I have to admit it's getting better
Brian D. Snow, technical director of the National Security Agency's Information Assurance Directorate, stood before the RSA Conference 2001 in San Francisco last month and made his familiar plea.
'I'm from NSA, and I'm here to ask for your industry's help,' he said.
He wants off-the-shelf hardware and software to assure safety for sensitive but unclassified data traffic. But he doesn't want new security features.
'What we really need but are unlikely to get are greater levels of assurance' in existing products, he said.
Snow's definition of assurance is security that works, especially in a hostile environment. 'I'm not asking for development of new science,' he said, but for vendors to perfect the science already deployed.
Snow has been making the plea for some time now. He gave essentially the same talk at the Black Hat Briefings last July and said he would give it three more times this year. But there is good news. 'I'm changing the talk next year,' he said.
His public complaints are for the unconverted, Snow said. Privately, he is a little more optimistic about prospects for information assurance.
Open-source developers are beginning to embrace NSA's secure Linux kernel, which will be incorporated in a future release of a commercial product, he said.

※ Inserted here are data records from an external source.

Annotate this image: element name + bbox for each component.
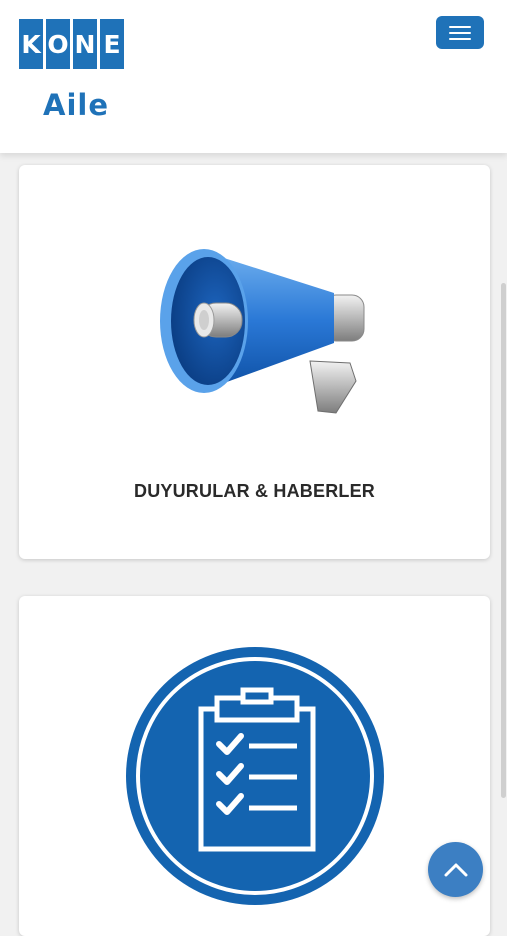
scrollbar[interactable]	[501, 283, 506, 798]
menu-toggle-button[interactable]	[436, 16, 484, 49]
hamburger-icon	[449, 37, 471, 40]
hamburger-icon	[449, 31, 471, 34]
logo-letter: E	[100, 19, 124, 69]
kone-logo[interactable]: K O N E	[19, 19, 124, 69]
hamburger-icon	[449, 25, 471, 28]
chevron-up-icon	[444, 863, 467, 876]
announcements-news-card[interactable]: DUYURULAR & HABERLER	[19, 165, 490, 559]
card-title: DUYURULAR & HABERLER	[134, 481, 375, 501]
checklist-card[interactable]	[19, 596, 490, 936]
logo-letter: K	[19, 19, 43, 69]
top-navbar: K O N E Aile	[0, 0, 507, 153]
scroll-to-top-button[interactable]	[428, 842, 483, 897]
megaphone-icon	[160, 249, 365, 414]
logo-letter: N	[73, 19, 97, 69]
logo-letter: O	[46, 19, 70, 69]
checklist-icon	[126, 647, 384, 905]
brand-subtitle: Aile	[43, 88, 109, 122]
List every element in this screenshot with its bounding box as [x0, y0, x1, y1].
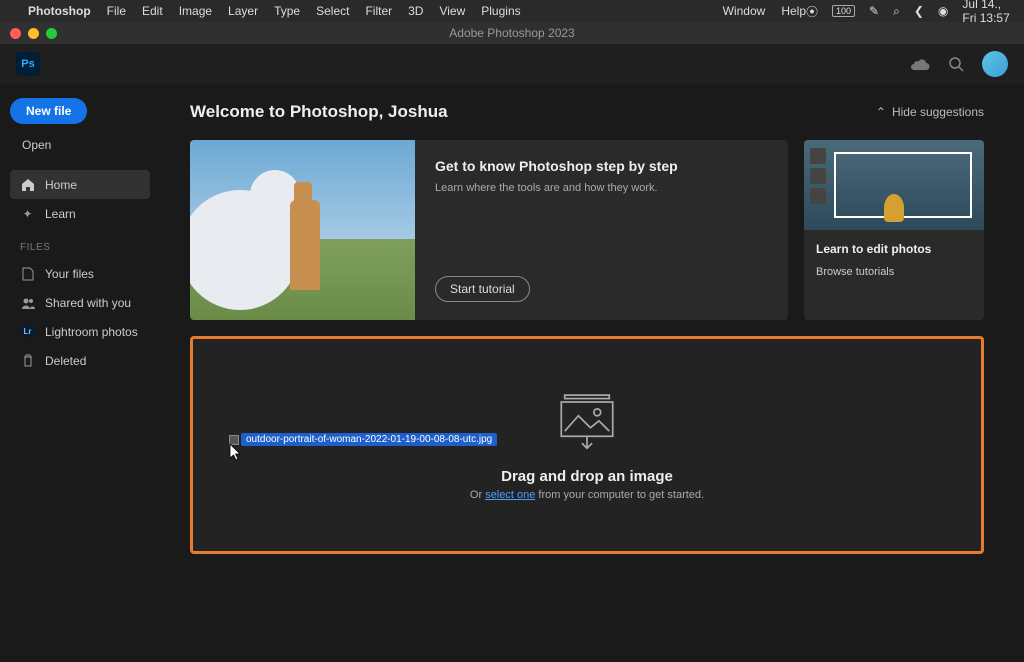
tutorial-title: Get to know Photoshop step by step — [435, 158, 768, 174]
tool-icon[interactable]: ✎ — [869, 4, 879, 18]
learn-thumbnail — [804, 140, 984, 230]
photoshop-logo-icon: Ps — [16, 52, 40, 76]
control-center-icon[interactable]: ❮ — [914, 4, 924, 18]
sidebar-item-shared[interactable]: Shared with you — [10, 288, 150, 317]
menu-file[interactable]: File — [107, 4, 126, 18]
people-icon — [20, 295, 35, 310]
browse-tutorials-link[interactable]: Browse tutorials — [816, 266, 972, 278]
app-menu[interactable]: Photoshop — [28, 4, 91, 18]
battery-icon[interactable]: 100 — [832, 5, 855, 17]
learn-icon: ✦ — [20, 206, 35, 221]
tutorial-card: Get to know Photoshop step by step Learn… — [190, 140, 788, 320]
menu-plugins[interactable]: Plugins — [481, 4, 520, 18]
start-tutorial-button[interactable]: Start tutorial — [435, 276, 530, 302]
menu-view[interactable]: View — [439, 4, 465, 18]
new-file-button[interactable]: New file — [10, 98, 87, 124]
chevron-up-icon: ⌃ — [876, 105, 886, 119]
maximize-window-button[interactable] — [46, 28, 57, 39]
trash-icon — [20, 353, 35, 368]
sidebar-item-your-files[interactable]: Your files — [10, 259, 150, 288]
menu-layer[interactable]: Layer — [228, 4, 258, 18]
spotlight-icon[interactable]: ⌕ — [893, 4, 900, 19]
files-section-label: FILES — [20, 242, 150, 253]
dropzone-title: Drag and drop an image — [501, 468, 673, 485]
open-button[interactable]: Open — [22, 138, 150, 152]
tutorial-desc: Learn where the tools are and how they w… — [435, 182, 768, 194]
select-one-link[interactable]: select one — [485, 489, 535, 501]
sidebar-item-label: Shared with you — [45, 296, 131, 310]
macos-menubar: Photoshop File Edit Image Layer Type Sel… — [0, 0, 1024, 22]
record-icon[interactable]: ⦿ — [806, 3, 818, 20]
sidebar-item-label: Lightroom photos — [45, 325, 138, 339]
menu-edit[interactable]: Edit — [142, 4, 163, 18]
menu-select[interactable]: Select — [316, 4, 349, 18]
window-title: Adobe Photoshop 2023 — [449, 26, 574, 40]
window-titlebar: Adobe Photoshop 2023 — [0, 22, 1024, 44]
menu-image[interactable]: Image — [179, 4, 212, 18]
siri-icon[interactable]: ◉ — [938, 4, 948, 18]
welcome-heading: Welcome to Photoshop, Joshua — [190, 102, 448, 122]
minimize-window-button[interactable] — [28, 28, 39, 39]
lightroom-icon: Lr — [20, 324, 35, 339]
hide-suggestions-button[interactable]: ⌃ Hide suggestions — [876, 105, 984, 119]
sidebar-item-label: Learn — [45, 207, 76, 221]
tutorial-thumbnail — [190, 140, 415, 320]
image-drop-icon — [552, 390, 622, 450]
sidebar-item-label: Your files — [45, 267, 94, 281]
sidebar-item-label: Deleted — [45, 354, 86, 368]
menu-window[interactable]: Window — [723, 4, 766, 18]
sidebar-item-deleted[interactable]: Deleted — [10, 346, 150, 375]
close-window-button[interactable] — [10, 28, 21, 39]
menu-type[interactable]: Type — [274, 4, 300, 18]
app-topbar: Ps — [0, 44, 1024, 84]
sidebar-item-home[interactable]: Home — [10, 170, 150, 199]
cursor-icon — [229, 443, 245, 463]
sidebar-item-learn[interactable]: ✦ Learn — [10, 199, 150, 228]
menu-3d[interactable]: 3D — [408, 4, 423, 18]
learn-card[interactable]: Learn to edit photos Browse tutorials — [804, 140, 984, 320]
user-avatar[interactable] — [982, 51, 1008, 77]
sidebar-item-label: Home — [45, 178, 77, 192]
dropzone[interactable]: outdoor-portrait-of-woman-2022-01-19-00-… — [190, 336, 984, 554]
dropzone-subtitle: Or select one from your computer to get … — [470, 489, 704, 501]
menu-filter[interactable]: Filter — [365, 4, 392, 18]
home-icon — [20, 177, 35, 192]
dragged-file-chip: outdoor-portrait-of-woman-2022-01-19-00-… — [229, 433, 497, 446]
learn-title: Learn to edit photos — [816, 242, 972, 256]
file-icon — [20, 266, 35, 281]
search-icon[interactable] — [948, 56, 964, 72]
sidebar: New file Open Home ✦ Learn FILES Your fi… — [0, 84, 160, 662]
menu-help[interactable]: Help — [781, 4, 806, 18]
content-area: Welcome to Photoshop, Joshua ⌃ Hide sugg… — [160, 84, 1024, 662]
dragged-file-name: outdoor-portrait-of-woman-2022-01-19-00-… — [241, 433, 497, 446]
cloud-icon[interactable] — [910, 57, 930, 71]
sidebar-item-lightroom[interactable]: Lr Lightroom photos — [10, 317, 150, 346]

And he has talked with several vendors that, he said, seem to want to build high-quality reputations for their information assurance products.
Snow said he and other government users are more interested in the quality of the products they use than in the new features of the latest release.

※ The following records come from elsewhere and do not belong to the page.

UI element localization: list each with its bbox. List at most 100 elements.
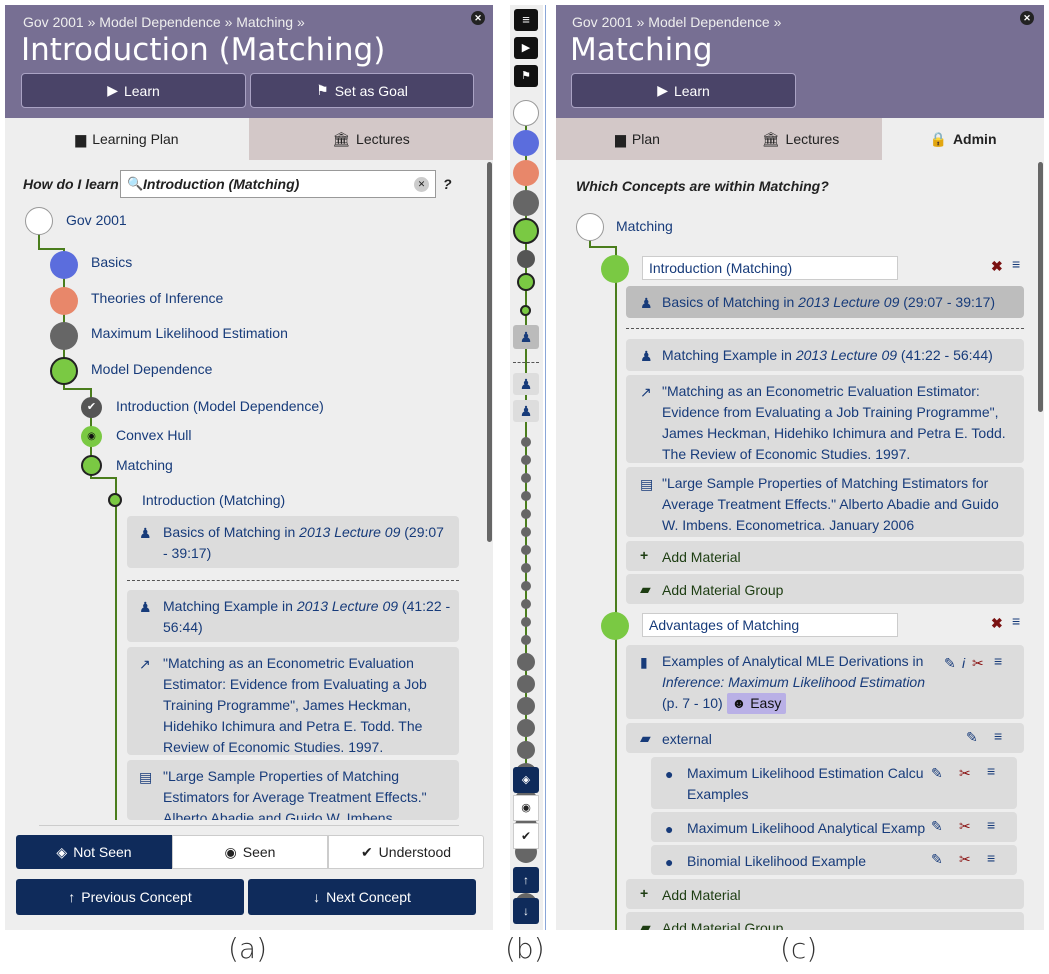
mini-node[interactable] <box>521 455 531 465</box>
search-box[interactable]: 🔍 Introduction (Matching) ✕ <box>120 170 436 198</box>
node-intro-matching[interactable] <box>108 493 122 507</box>
mini-node[interactable] <box>517 675 535 693</box>
tree-item-intro-model-dependence[interactable]: Introduction (Model Dependence) <box>116 398 324 414</box>
edit-icon[interactable]: ✎ <box>944 653 956 674</box>
mini-node[interactable] <box>520 305 531 316</box>
material-card[interactable]: ↗ "Matching as an Econometric Evaluation… <box>127 647 459 755</box>
link-card[interactable]: ● Maximum Likelihood Analytical Examp ✎ … <box>651 812 1017 842</box>
mini-node[interactable] <box>521 635 531 645</box>
tab-lectures[interactable]: 🏛 Lectures <box>249 118 493 160</box>
node-basics[interactable] <box>50 251 78 279</box>
link-card[interactable]: ● Binomial Likelihood Example ✎ ✂ ≡ <box>651 845 1017 875</box>
node-matching[interactable] <box>576 213 604 241</box>
scissors-icon[interactable]: ✂ <box>959 816 971 837</box>
edit-icon[interactable]: ✎ <box>931 763 943 784</box>
previous-concept-button[interactable]: ↑ Previous Concept <box>16 879 244 915</box>
reorder-icon[interactable]: ≡ <box>994 726 1002 747</box>
tree-item-mle[interactable]: Maximum Likelihood Estimation <box>91 325 288 341</box>
material-card[interactable]: ♟ Matching Example in 2013 Lecture 09 (4… <box>626 339 1024 371</box>
mini-node[interactable] <box>521 581 531 591</box>
add-material-button[interactable]: + Add Material <box>626 541 1024 571</box>
clear-search-icon[interactable]: ✕ <box>414 177 429 192</box>
lecture-icon[interactable]: ♟ <box>513 400 539 422</box>
reorder-icon[interactable]: ≡ <box>987 761 995 782</box>
menu-button[interactable]: ≡ <box>514 9 538 31</box>
edit-icon[interactable]: ✎ <box>966 727 978 748</box>
node-concept-intro[interactable] <box>601 255 629 283</box>
node-gov2001[interactable] <box>25 207 53 235</box>
tree-item-matching[interactable]: Matching <box>616 218 673 234</box>
mini-node[interactable] <box>521 617 531 627</box>
node-mle[interactable] <box>50 322 78 350</box>
seen-button[interactable]: ◉ Seen <box>172 835 328 869</box>
mini-node[interactable] <box>513 130 539 156</box>
help-icon[interactable]: ? <box>443 176 452 192</box>
play-button[interactable]: ▶ <box>514 37 538 59</box>
info-icon[interactable]: i <box>962 653 965 674</box>
learn-button[interactable]: ▶ Learn <box>571 73 796 108</box>
scrollbar[interactable] <box>1038 162 1043 412</box>
mini-node[interactable] <box>513 190 539 216</box>
mini-node[interactable] <box>517 653 535 671</box>
material-card[interactable]: ▮ Examples of Analytical MLE Derivations… <box>626 645 1024 719</box>
material-card[interactable]: ♟ Basics of Matching in 2013 Lecture 09 … <box>127 516 459 568</box>
edit-icon[interactable]: ✎ <box>931 816 943 837</box>
mini-node[interactable] <box>521 473 531 483</box>
tree-item-matching[interactable]: Matching <box>116 457 173 473</box>
tab-plan[interactable]: ▆ Plan <box>556 118 719 160</box>
material-card[interactable]: ♟ Basics of Matching in 2013 Lecture 09 … <box>626 286 1024 318</box>
learn-button[interactable]: ▶ Learn <box>21 73 246 108</box>
mini-node[interactable] <box>513 100 539 126</box>
close-icon[interactable]: ✕ <box>471 11 485 25</box>
lecture-icon[interactable]: ♟ <box>513 373 539 395</box>
node-concept-advantages[interactable] <box>601 612 629 640</box>
mini-node[interactable] <box>517 719 535 737</box>
scissors-icon[interactable]: ✂ <box>959 763 971 784</box>
concept-name-input[interactable]: Introduction (Matching) <box>642 256 898 280</box>
not-seen-button[interactable]: ◈ <box>513 767 539 793</box>
node-convex-hull[interactable]: ◉ <box>81 426 102 447</box>
search-input[interactable]: Introduction (Matching) <box>143 176 299 192</box>
tree-item-convex-hull[interactable]: Convex Hull <box>116 427 191 443</box>
material-card[interactable]: ▤ "Large Sample Properties of Matching E… <box>626 467 1024 537</box>
mini-node[interactable] <box>513 160 539 186</box>
not-seen-button[interactable]: ◈ Not Seen <box>16 835 172 869</box>
node-intro-md[interactable]: ✔ <box>81 397 102 418</box>
mini-node[interactable] <box>513 218 539 244</box>
delete-icon[interactable]: ✖ <box>991 258 1003 275</box>
mini-node[interactable] <box>521 527 531 537</box>
mini-node[interactable] <box>521 563 531 573</box>
tree-item-model-dependence[interactable]: Model Dependence <box>91 361 212 377</box>
scissors-icon[interactable]: ✂ <box>972 653 984 674</box>
scrollbar[interactable] <box>487 162 492 542</box>
add-material-button[interactable]: + Add Material <box>626 879 1024 909</box>
mini-node[interactable] <box>521 599 531 609</box>
understood-button[interactable]: ✔ <box>513 823 539 849</box>
mini-node[interactable] <box>521 437 531 447</box>
set-goal-button[interactable]: ⚑ Set as Goal <box>250 73 474 108</box>
reorder-icon[interactable]: ≡ <box>987 848 995 869</box>
close-icon[interactable]: ✕ <box>1020 11 1034 25</box>
breadcrumb[interactable]: Gov 2001 » Model Dependence » Matching » <box>23 14 305 30</box>
mini-node[interactable] <box>521 545 531 555</box>
breadcrumb[interactable]: Gov 2001 » Model Dependence » <box>572 14 781 30</box>
seen-button[interactable]: ◉ <box>513 795 539 821</box>
next-concept-button[interactable]: ↓ Next Concept <box>248 879 476 915</box>
tree-item-theories[interactable]: Theories of Inference <box>91 290 223 306</box>
tab-learning-plan[interactable]: ▆ Learning Plan <box>5 118 249 160</box>
tree-item-gov2001[interactable]: Gov 2001 <box>66 212 127 228</box>
mini-node[interactable] <box>517 741 535 759</box>
mini-node[interactable] <box>521 509 531 519</box>
mini-node[interactable] <box>521 491 531 501</box>
understood-button[interactable]: ✔ Understood <box>328 835 484 869</box>
scissors-icon[interactable]: ✂ <box>959 849 971 870</box>
add-material-group-button[interactable]: ▰ Add Material Group <box>626 574 1024 604</box>
concept-name-input[interactable]: Advantages of Matching <box>642 613 898 637</box>
material-card[interactable]: ♟ Matching Example in 2013 Lecture 09 (4… <box>127 590 459 642</box>
edit-icon[interactable]: ✎ <box>931 849 943 870</box>
node-model-dependence[interactable] <box>50 357 78 385</box>
mini-node[interactable] <box>517 250 535 268</box>
material-card[interactable]: ▤ "Large Sample Properties of Matching E… <box>127 760 459 820</box>
previous-concept-button[interactable]: ↑ <box>513 867 539 893</box>
lecture-icon[interactable]: ♟ <box>513 325 539 349</box>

Building in assurance, of course, lengthens the development cycle'anathema to companies competing on Internet time. But if users insist on reliability, information assurance in off-the-shelf products could turn into a selling point.
There are some indications this is happening.
Christopher Darby, president and chief executive officer of Internet security consultancy @stake Inc. of Boston, said more companies are putting quality above speed.
An off-the-shelf product that truly works could be worth more'both to a company's bottom line and to the users' peace of mind'than all of Silicon Valley's patches and service packs.